If you are an educator, transmit the values of free software. Why should we pirate what communities already offer us and that we can share freely? Free software is the software that practices and defends the values of the community. If we like public education because it is the commons, should we not want public schools to use public computer programmes, without licensing costs and privatization mechanisms? Public is not the same as free.
If you have the power to make contracts (such as for the website of your association), seek out companies in the social economy that are contributing to the communities. Put the money that you spend on technologies into circulation in the communitarian social circuits. In this book you will find a chapter dedicated to the cooperatives that recombine social and solidarity economies with technological sovereignty. These cooperatives are grouped in networks of social economy or local social markets. The groupings have websites where you can find cooperative companies to take on your work.
If you can programme activities (within your association, social centre, PTA...), organise awareness raising talks, workshops or trainings about technological sovereignty. This is an endless task, that should be ongoing, because nobody is born with this knowledge. If you don't know who could give these talks or workshops, ask the cooperatives. They will know who could do it. As we have already said, we need to talk about technologies.
If you have prestige or influence, make technological sovereignty a relevant issue on political and critical agendas. If you don't, read up on the issue in the sections that many newspapers already have about technologies. Talk to people about what you have read. Make it an issue. Seek out critical and reflective perspectives. It is not about chasing the ultimate market tendency, but rather a question of keeping up to date in the many ongoing political and social debates about technological sovereignty.
If you have the energy or the capacity for leadership, promote the creation of groups to fiddle with things, exchange knowledge, and enjoy technology in company. Technologies are also a source of happiness and pleasure. There are groups that meet to repair electronic toys or small white goods. Others meet to do sewing with free hardware components (electronics). Others do creative programming... Technologies are not only for hard work or for isolating people. As we have said before, they are the body of culture. And culture is far more than just work.

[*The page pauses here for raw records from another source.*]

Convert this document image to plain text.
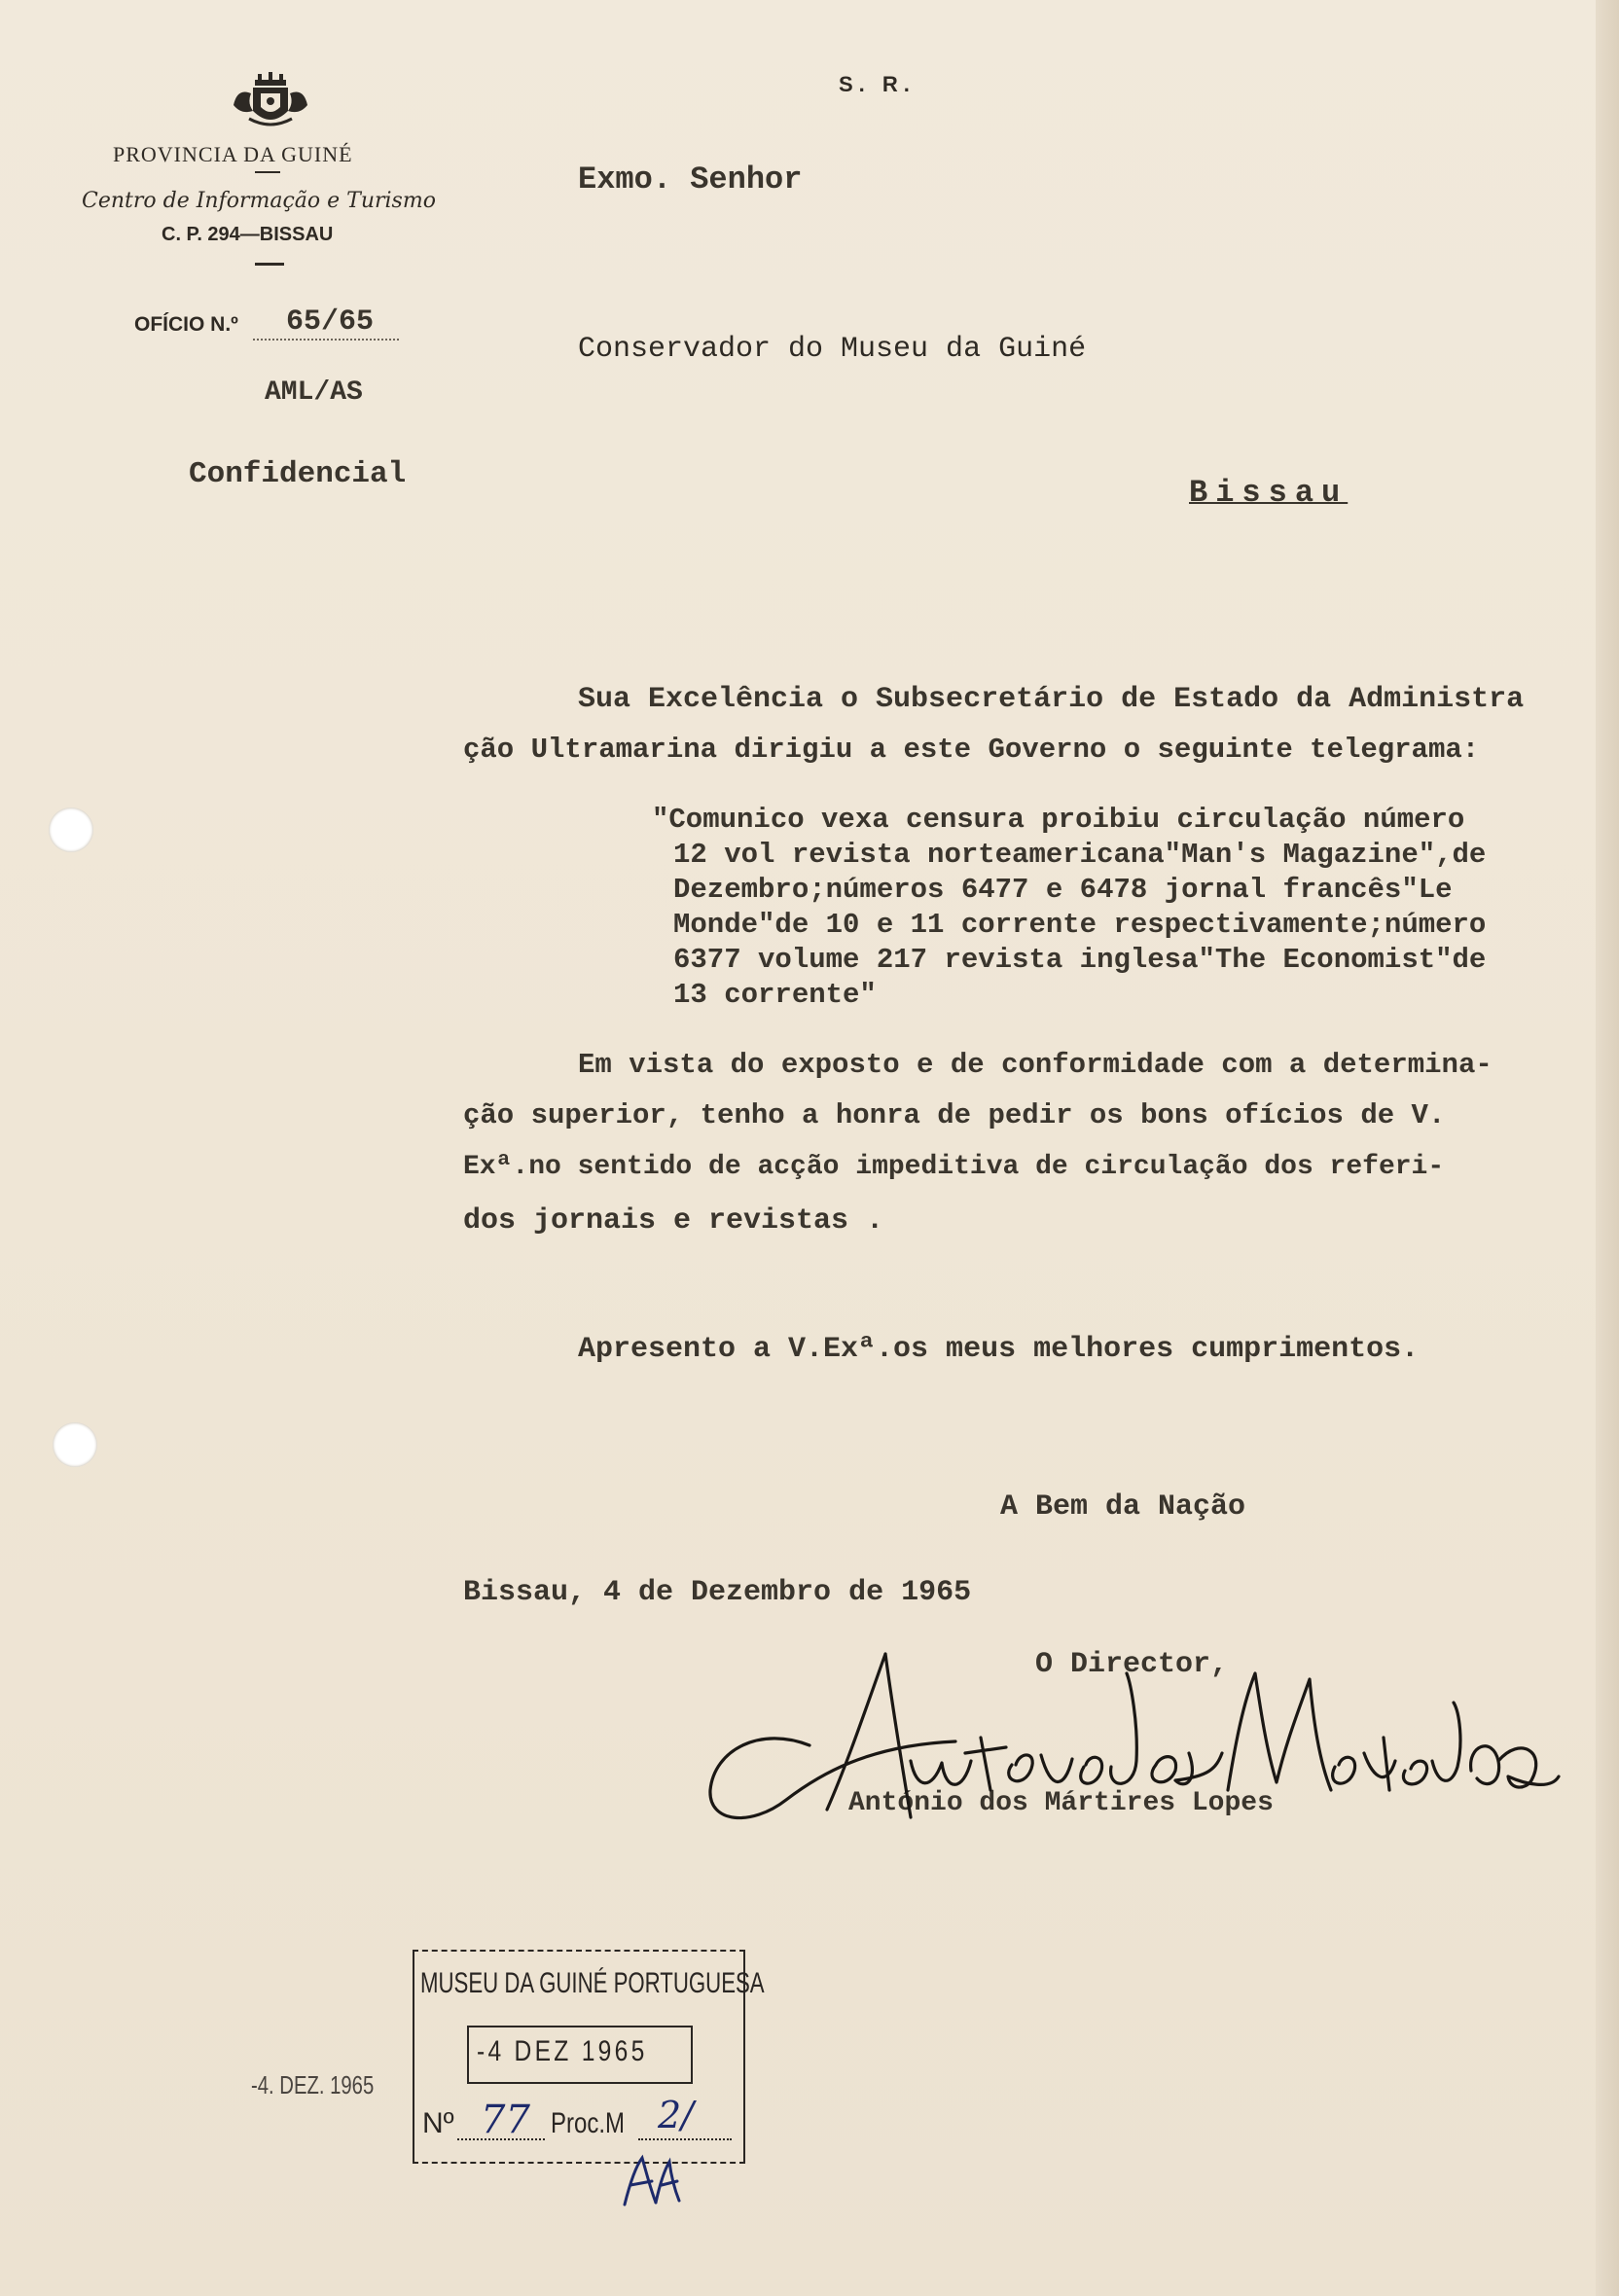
PROVINCIA DA GUINÉ
Centro de Informação e Turismo
C. P. 294—BISSAU
S. R.
OFÍCIO N.º 65/65
AML/AS
Confidencial
Exmo. Senhor
Conservador do Museu da Guiné
Bissau
Sua Excelência o Subsecretário de Estado da Administra
ção Ultramarina dirigiu a este Governo o seguinte telegrama:
"Comunico vexa censura proibiu circulação número
12 vol revista norteamericana"Man's Magazine",de
Dezembro;números 6477 e 6478 jornal francês"Le
Monde"de 10 e 11 corrente respectivamente;número
6377 volume 217 revista inglesa"The Economist"de
13 corrente"
Em vista do exposto e de conformidade com a determina-
ção superior, tenho a honra de pedir os bons ofícios de V.
Exª.no sentido de acção impeditiva de circulação dos referi-
dos jornais e revistas .
Apresento a V.Exª.os meus melhores cumprimentos.
A Bem da Nação
Bissau, 4 de Dezembro de 1965
O Director,
António dos Mártires Lopes
-4. DEZ. 1965
MUSEU DA GUINÉ PORTUGUESA
-4 DEZ 1965
Nº 77 Proc.M 2/
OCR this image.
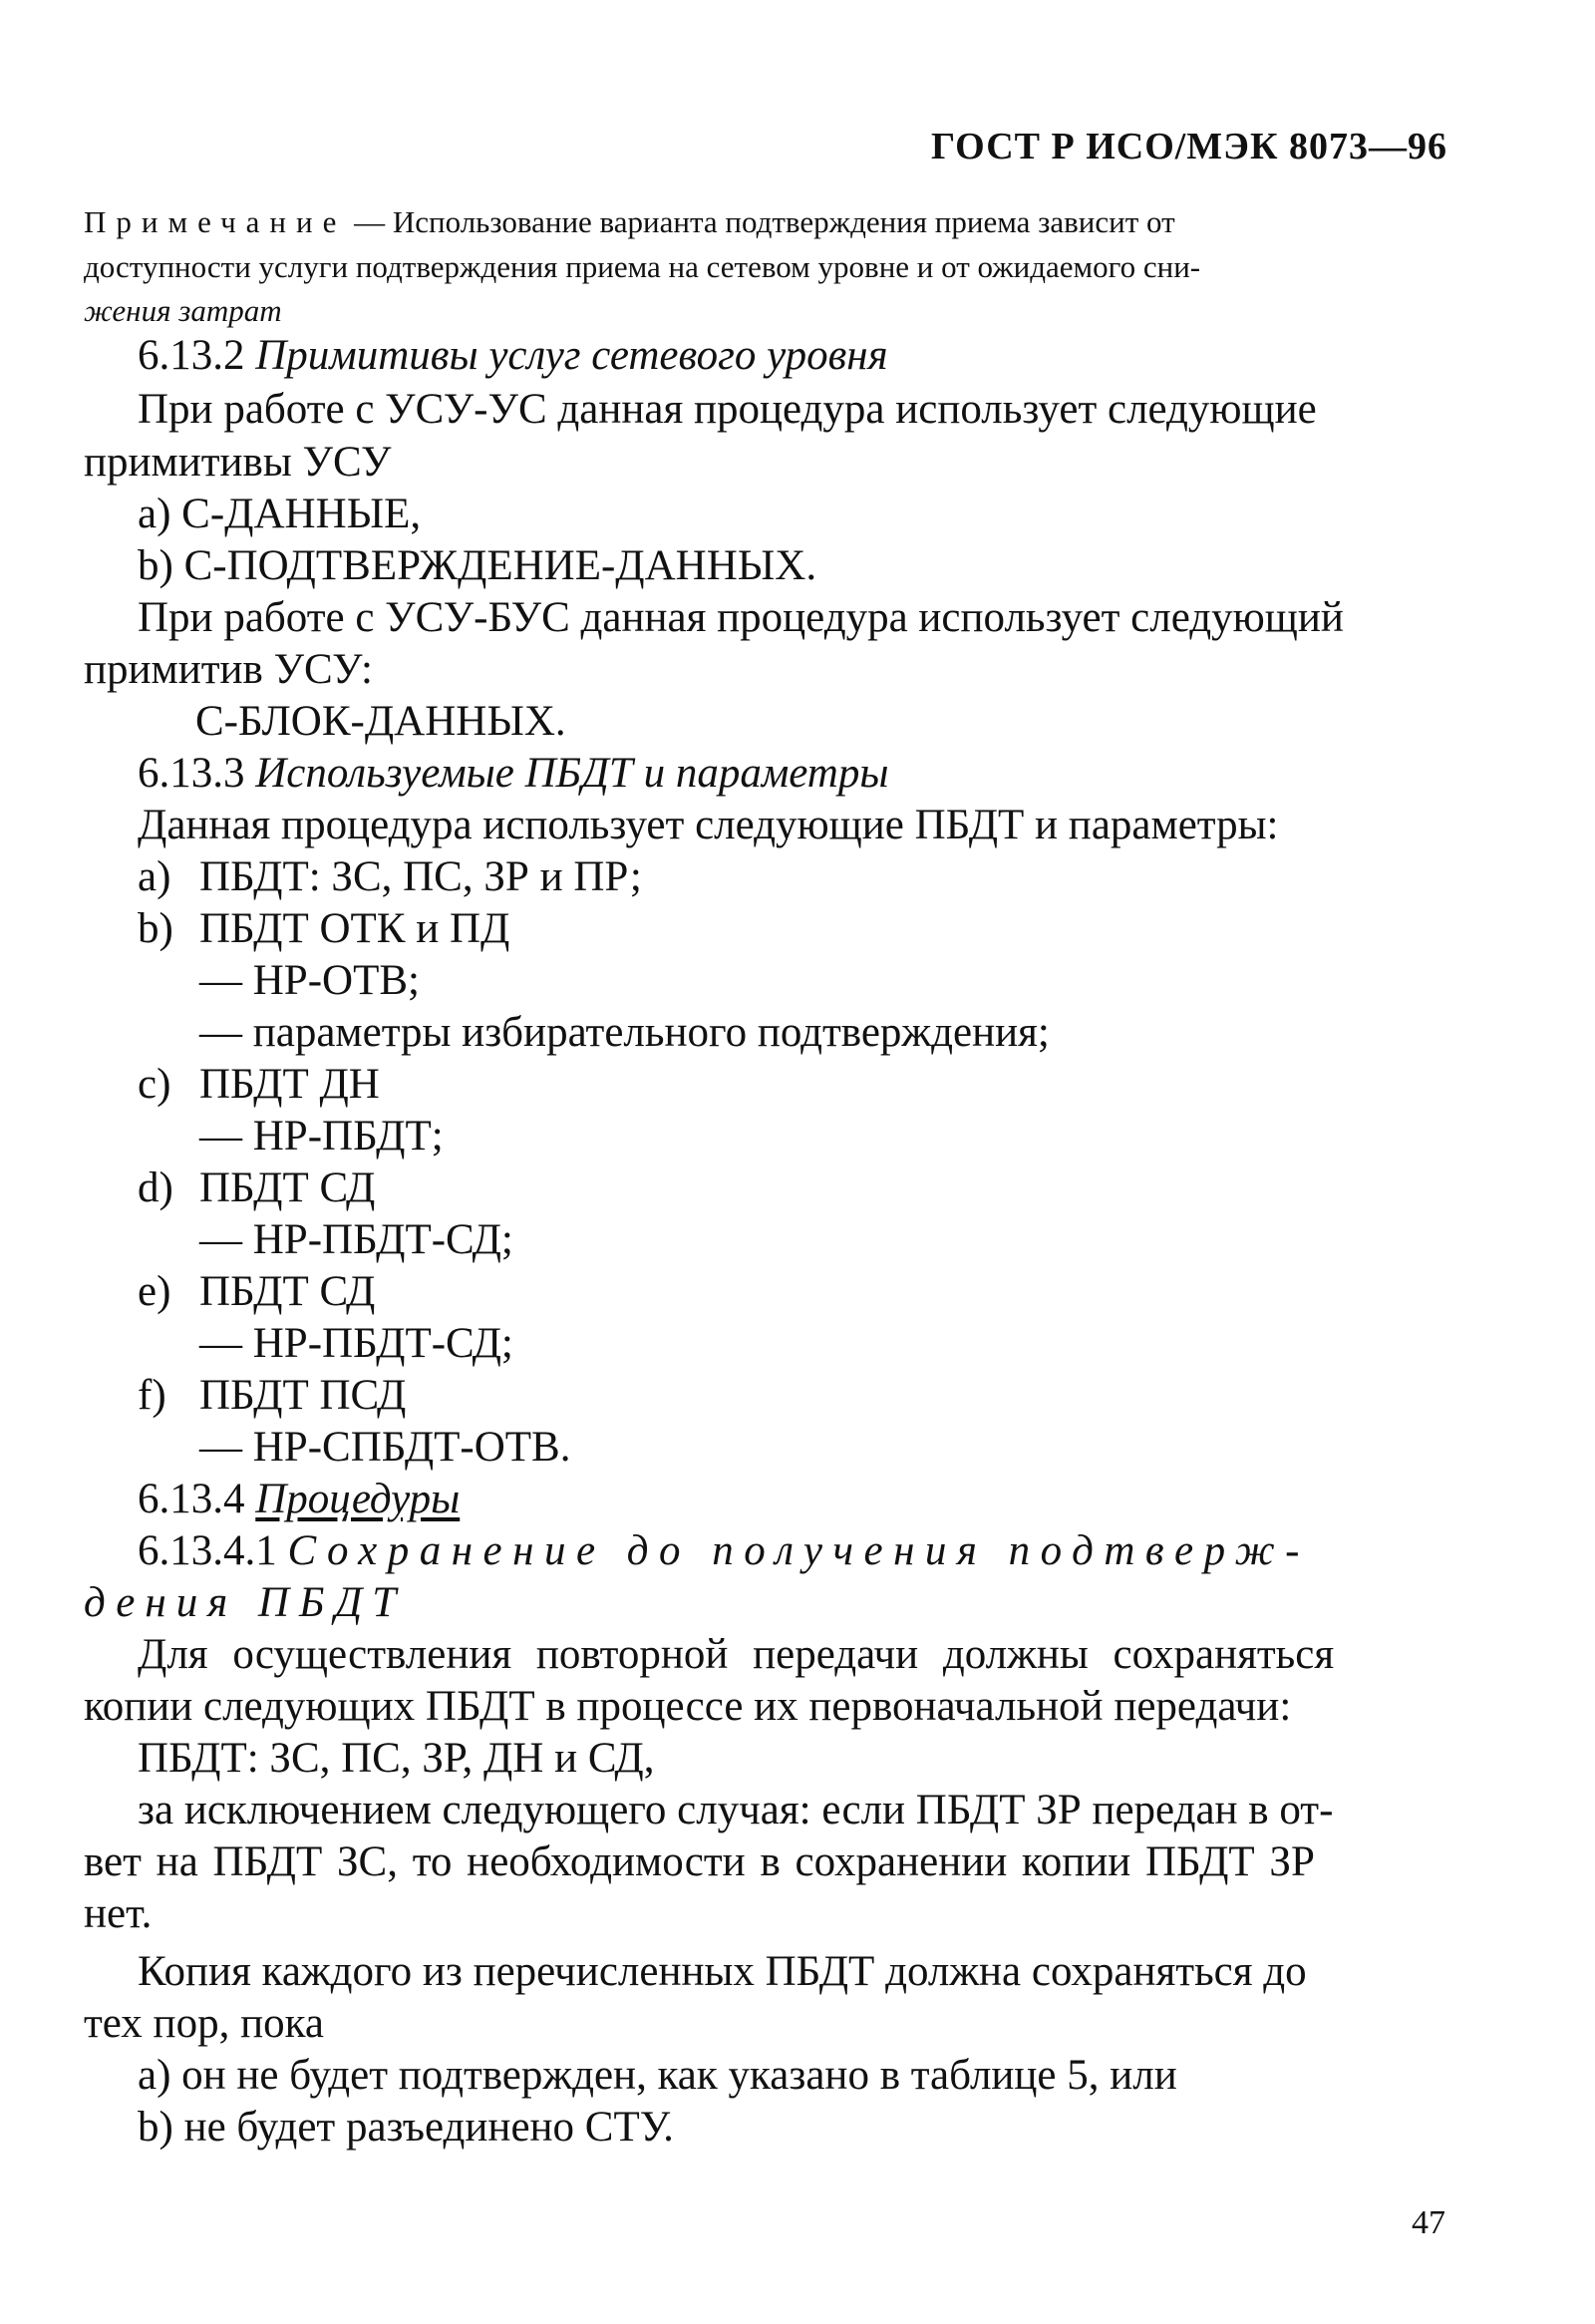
ГОСТ Р ИСО/МЭК 8073—96
Примечание — Использование варианта подтверждения приема зависит от
доступности услуги подтверждения приема на сетевом уровне и от ожидаемого сни-
жения затрат
6.13.2 Примитивы услуг сетевого уровня
При работе с УСУ-УС данная процедура использует следующие
примитивы УСУ
a) С-ДАННЫЕ,
b) С-ПОДТВЕРЖДЕНИЕ-ДАННЫХ.
При работе с УСУ-БУС данная процедура использует следующий
примитив УСУ:
С-БЛОК-ДАННЫХ.
6.13.3 Используемые ПБДТ и параметры
Данная процедура использует следующие ПБДТ и параметры:
a) ПБДТ: ЗС, ПС, ЗР и ПР;
b) ПБДТ ОТК и ПД
— НР-ОТВ;
— параметры избирательного подтверждения;
c) ПБДТ ДН
— НР-ПБДТ;
d) ПБДТ СД
— НР-ПБДТ-СД;
e) ПБДТ СД
— НР-ПБДТ-СД;
f) ПБДТ ПСД
— НР-СПБДТ-ОТВ.
6.13.4 Процедуры
6.13.4.1 Сохранение до получения подтверж-
дения ПБДТ
Для осуществления повторной передачи должны сохраняться
копии следующих ПБДТ в процессе их первоначальной передачи:
ПБДТ: ЗС, ПС, ЗР, ДН и СД,
за исключением следующего случая: если ПБДТ ЗР передан в от-
вет на ПБДТ ЗС, то необходимости в сохранении копии ПБДТ ЗР
нет.
Копия каждого из перечисленных ПБДТ должна сохраняться до
тех пор, пока
a) он не будет подтвержден, как указано в таблице 5, или
b) не будет разъединено СТУ.
47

If you are a woman, seek out other women to ask questions together, about how gender constructions are separating us from active, creative and leadership relationships with technologies. The active presence of women in the construction of technological sovereignty is scarce. There is a lot of work to be done there. In this book you will find some references, in the women who wrote some of the chapters.
And if you do not know where to start, seek help. In addition to all the people you know personally, these days we can enter into communication with people we don't know. If you see a video that interests you or an article you would like to go into in more depth, it is likely you can send a mail to the author. Even if we don't know each other, we can help each other.
We have edited this publication with the intention of digging deeper into the diversity and richness and the current situation of technological sovereignty around the world, to present its potential and the difficulties faced.
We hope you find it interesting and that you read it critically, and help us to improve and distribute it.